Clearly, those “fears, hatreds, and loyalties” exist widespread today throughout Academe and are reflected in the Pulitzer establishment/organization. Personally, I have smelled them and felt the absolute, ugly brunt of them on numerous occasions. Clearly, the egregious “taboo” for academic poets and writers is: don’t criticize the hand that feeds, that is, Academe and its literary establishment. Clearly, that taboo gravely affects the writing of academics, who, rarely, if ever, criticize academic journals, literary prizes, and academe’s dubious meshing with local politicians and corporations.

It is more than apparent that academics have come to define the best poetry as verse written by academics because they monopolize the judgeships of the most prestigious literary award in America, the Pulitzer Prize. Corporations and politically-controlled cultural councils have increasingly ‘purchased’ academics to the extent that perhaps the Corporation and Politician now determine the very nature of poetry designated as the best (e.g., must be “uplifting”). Even the Pulitzer, which was in dire need of funding in the 70s, had to resort to the creation of a second endowment fund, no doubt funded by corporate donors. The close ties between academics, corporate CEOs and politicians have become more and more evident today. Clearly, the nefarious result of such connections, regarding poetry, has been the widespread disengagement of verse. Indeed, in America, politicians readily invite poets to dinner, whereas in countries such as Spain, the former Soviet Union, Yugoslavia and China, they assassinated, jailed and, otherwise, viscerally hated them.

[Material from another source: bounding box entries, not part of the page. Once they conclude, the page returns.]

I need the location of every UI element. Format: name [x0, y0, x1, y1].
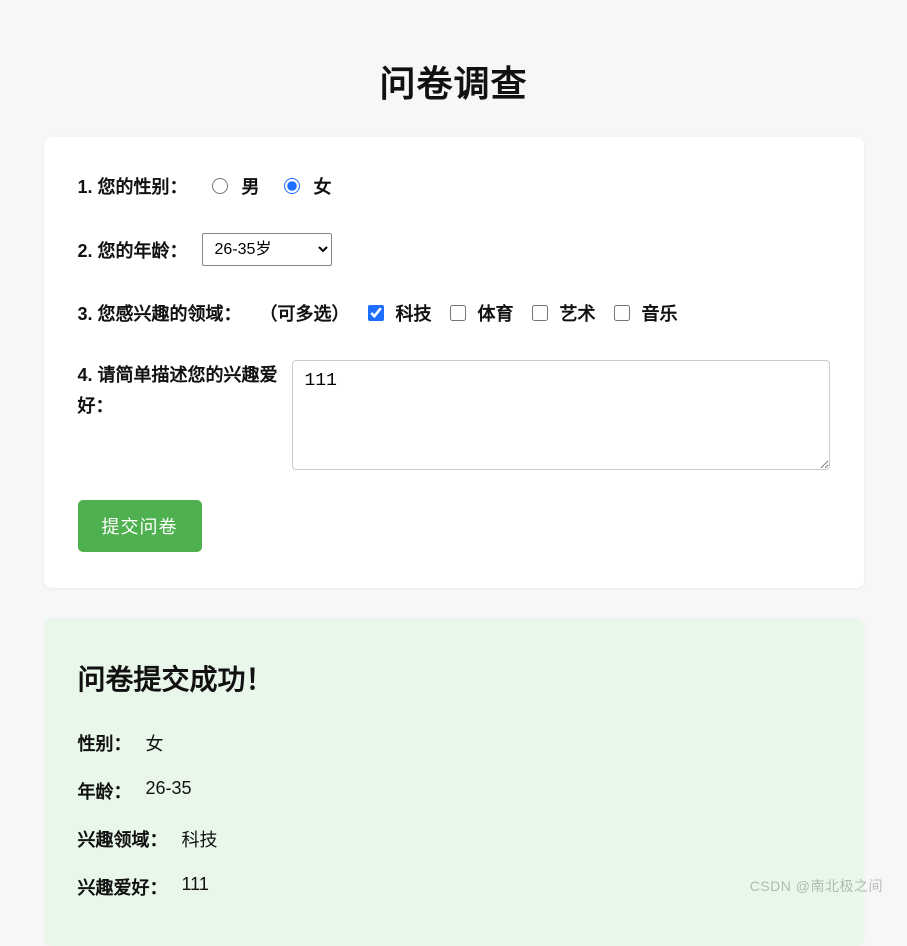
- gender-option-male: 男: [212, 173, 260, 199]
- field-tech-text: 科技: [396, 300, 432, 326]
- field-option-music: 音乐: [614, 300, 678, 326]
- result-card: 问卷提交成功！ 性别： 女 年龄： 26-35 兴趣领域： 科技 兴趣爱好： 1…: [44, 618, 864, 946]
- survey-form-card: 1. 您的性别： 男 女 2. 您的年龄： 26-35岁 3. 您感兴趣的领域：…: [44, 137, 864, 588]
- gender-radio-female[interactable]: [284, 178, 300, 194]
- result-gender-label: 性别：: [78, 730, 132, 756]
- field-hint: （可多选）: [260, 300, 350, 326]
- result-age-value: 26-35: [146, 778, 192, 804]
- field-option-tech: 科技: [368, 300, 432, 326]
- field-music-text: 音乐: [642, 300, 678, 326]
- result-field-label: 兴趣领域：: [78, 826, 168, 852]
- gender-radio-male[interactable]: [212, 178, 228, 194]
- field-checkbox-tech[interactable]: [368, 305, 384, 321]
- field-option-sport: 体育: [450, 300, 514, 326]
- result-hobby-value: 111: [182, 874, 209, 900]
- result-row-age: 年龄： 26-35: [78, 778, 830, 804]
- field-checkbox-art[interactable]: [532, 305, 548, 321]
- age-select[interactable]: 26-35岁: [202, 233, 332, 266]
- question-age: 2. 您的年龄： 26-35岁: [78, 233, 830, 266]
- gender-label: 1. 您的性别：: [78, 173, 188, 199]
- result-row-hobby: 兴趣爱好： 111: [78, 874, 830, 900]
- question-gender: 1. 您的性别： 男 女: [78, 173, 830, 199]
- field-option-art: 艺术: [532, 300, 596, 326]
- field-art-text: 艺术: [560, 300, 596, 326]
- field-sport-text: 体育: [478, 300, 514, 326]
- field-checkbox-music[interactable]: [614, 305, 630, 321]
- gender-female-text: 女: [314, 173, 332, 199]
- result-hobby-label: 兴趣爱好：: [78, 874, 168, 900]
- page-title: 问卷调查: [0, 0, 907, 137]
- field-label: 3. 您感兴趣的领域：: [78, 300, 242, 326]
- result-row-gender: 性别： 女: [78, 730, 830, 756]
- age-label: 2. 您的年龄：: [78, 237, 188, 263]
- hobby-textarea[interactable]: [292, 360, 830, 470]
- gender-male-text: 男: [242, 173, 260, 199]
- watermark: CSDN @南北极之间: [750, 876, 883, 896]
- field-checkbox-sport[interactable]: [450, 305, 466, 321]
- result-title: 问卷提交成功！: [78, 658, 830, 698]
- result-row-field: 兴趣领域： 科技: [78, 826, 830, 852]
- result-gender-value: 女: [146, 730, 164, 756]
- submit-button[interactable]: 提交问卷: [78, 500, 202, 552]
- hobby-label: 4. 请简单描述您的兴趣爱好：: [78, 360, 278, 421]
- result-age-label: 年龄：: [78, 778, 132, 804]
- result-field-value: 科技: [182, 826, 218, 852]
- question-hobby: 4. 请简单描述您的兴趣爱好：: [78, 360, 830, 470]
- gender-option-female: 女: [284, 173, 332, 199]
- question-field: 3. 您感兴趣的领域： （可多选） 科技 体育 艺术 音乐: [78, 300, 830, 326]
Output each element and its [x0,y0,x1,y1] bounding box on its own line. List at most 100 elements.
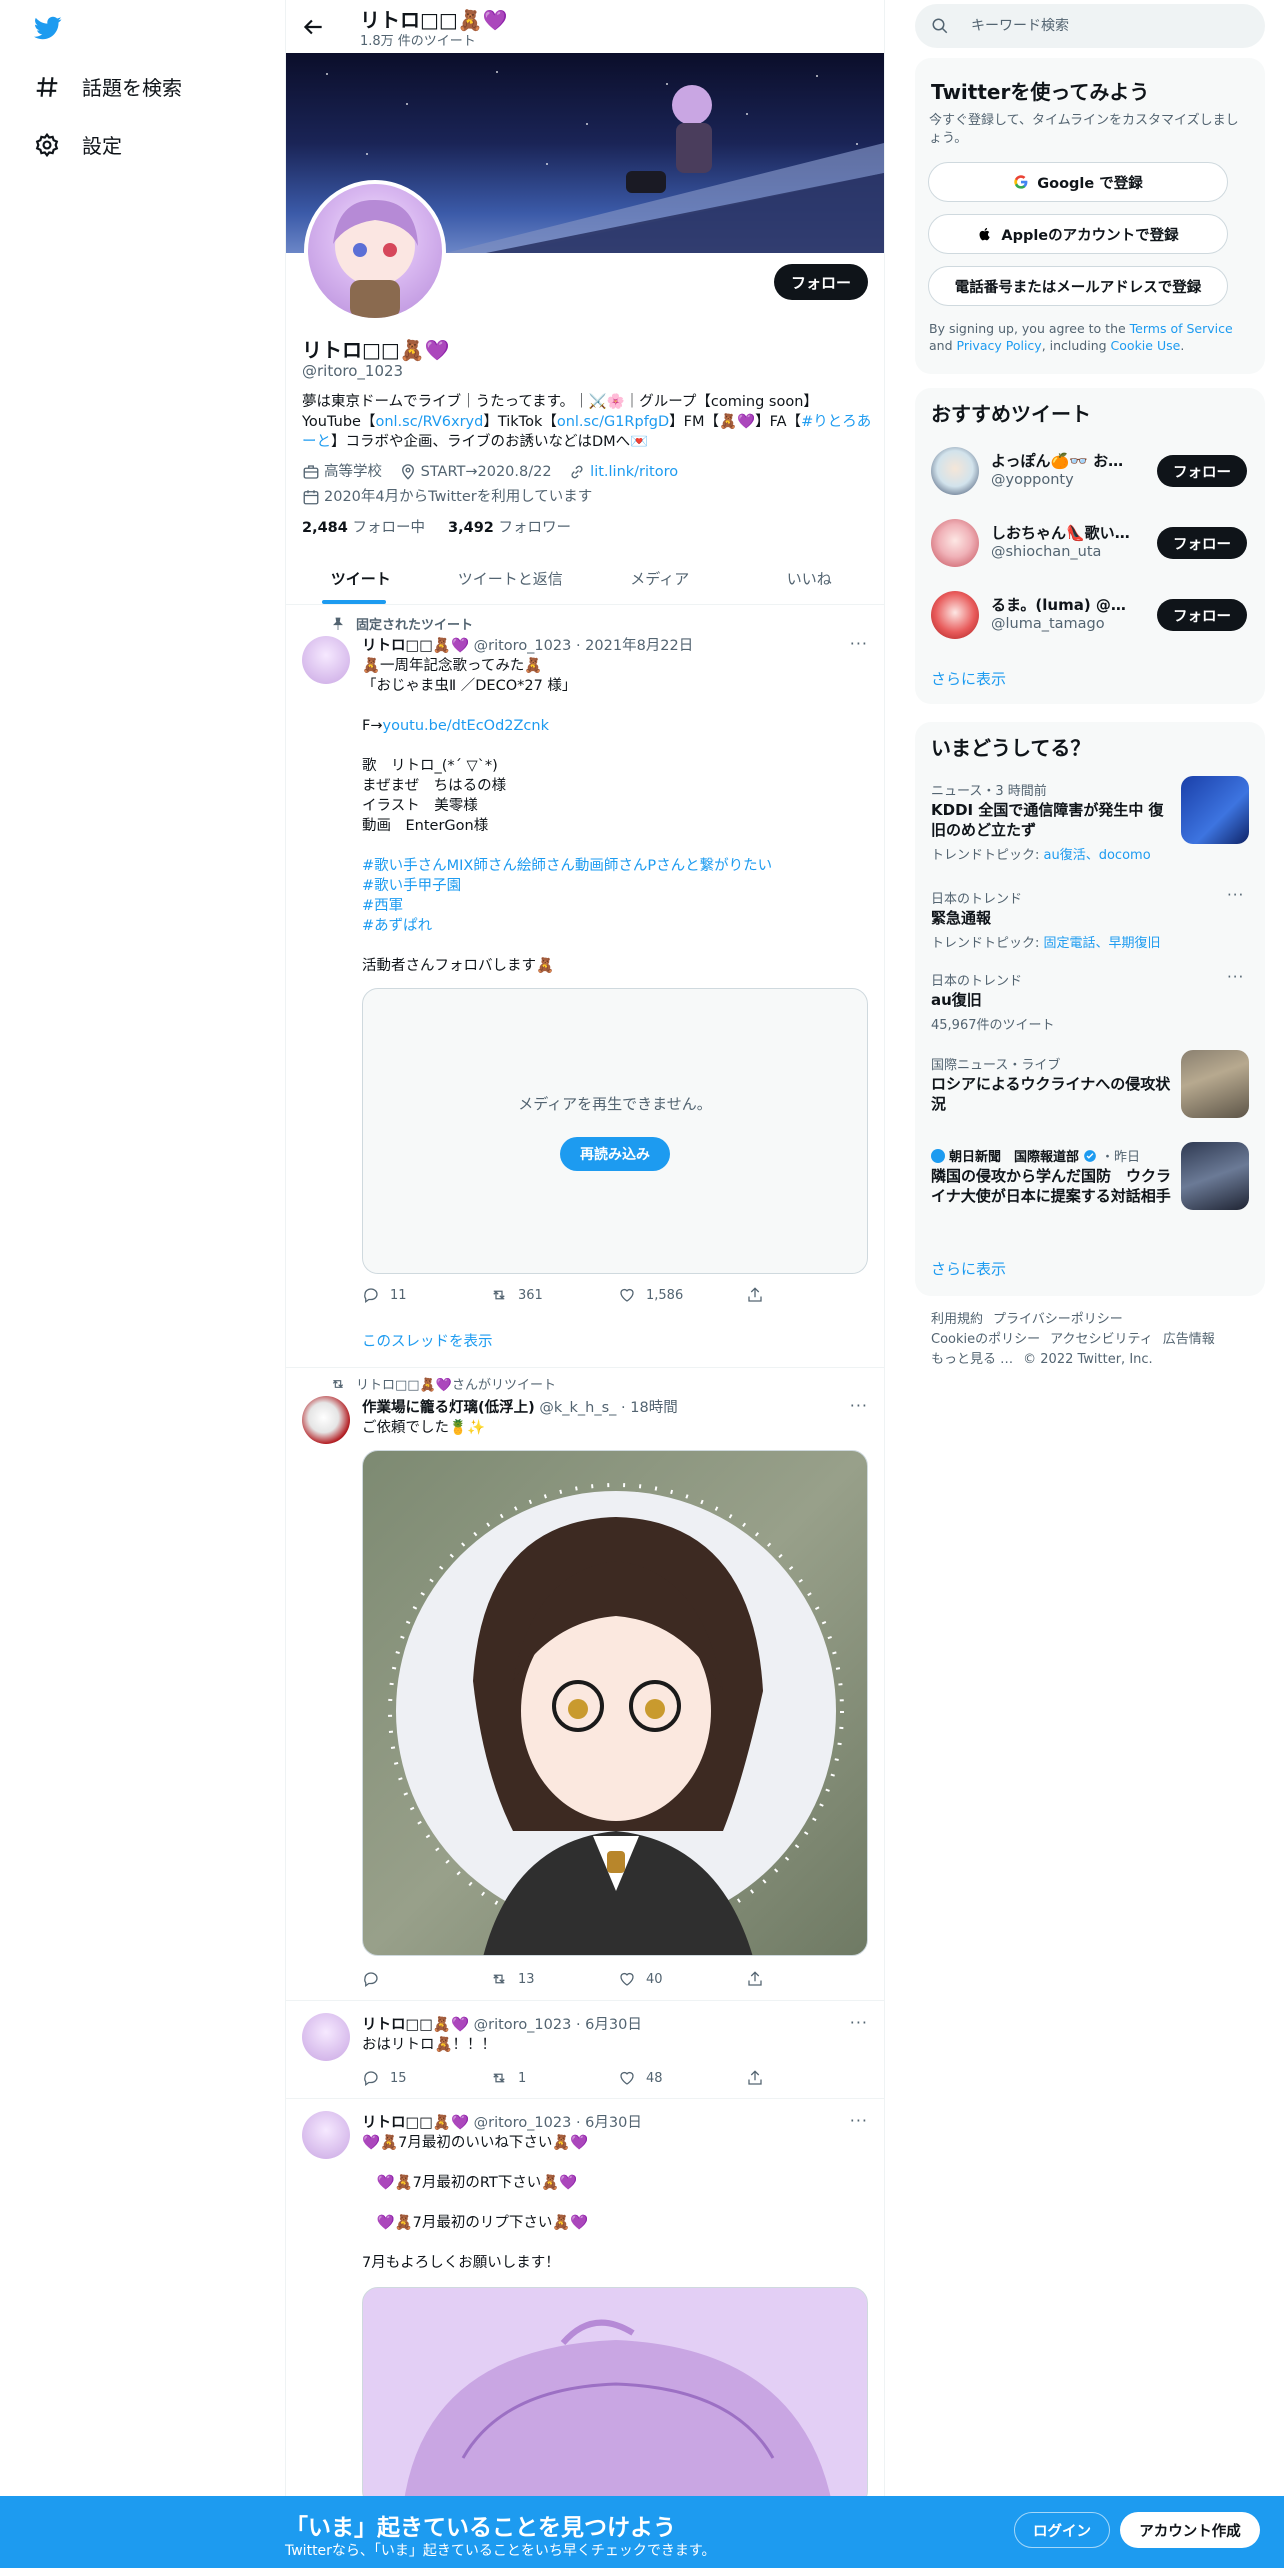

Students of literature need to be fully educated regarding the patent political/academic/corporate connection. The Pulitzer must be advertised as an academic Prize, not as an absolute Prize. The same must be said with the Guggenheim Fellowships, Fulbright lectureships, Pushcart Prize, and National Endowment for the Arts (NEA) grants. People on the boards of such institutions tend to be politically connected if not outright appointed. Regarding the NEA, for example, the Center of Public Integrity noted in its publication, The Public I, that “The Grossmans have contributed at least $400,000 to the Democratic Party and to Clinton since 1991. In 1994, Clinton appointed Barbara Grossman, who is a professor of theater at Tufts University, to the National Council for the Arts.”

Evidently, poets who are not academics and who criticize academe, politicians, their cultural councils, and literary establishments will never be recipients of the Pulitzer. Students must be taught that those institutions and the cloistered men and women adorning black robes and tasseled hats, who in reality simply define academic poetry, should not alone be ordained to define great poetry. Perhaps, Columbia University needs to reflect on these matters. Unfortunately, pushing its face into them will probably not be possible. Would its Columbia Journalism Review publish this essay or consider a proposal for such an essay? Well, here’s Assistant Editor Lauren Janis’ response:

The editors read with interest your proposal for an article that would analyze how and why the Pulitzer Prize for Poetry is an inherently unfair contest. It is an intriguing idea, and your arguments certainly piqued the interest of our editors. Yet, as we are not a poetry publication, after consideration, we decided it wasn’t right for CJR. Thank you for your interest in our magazine.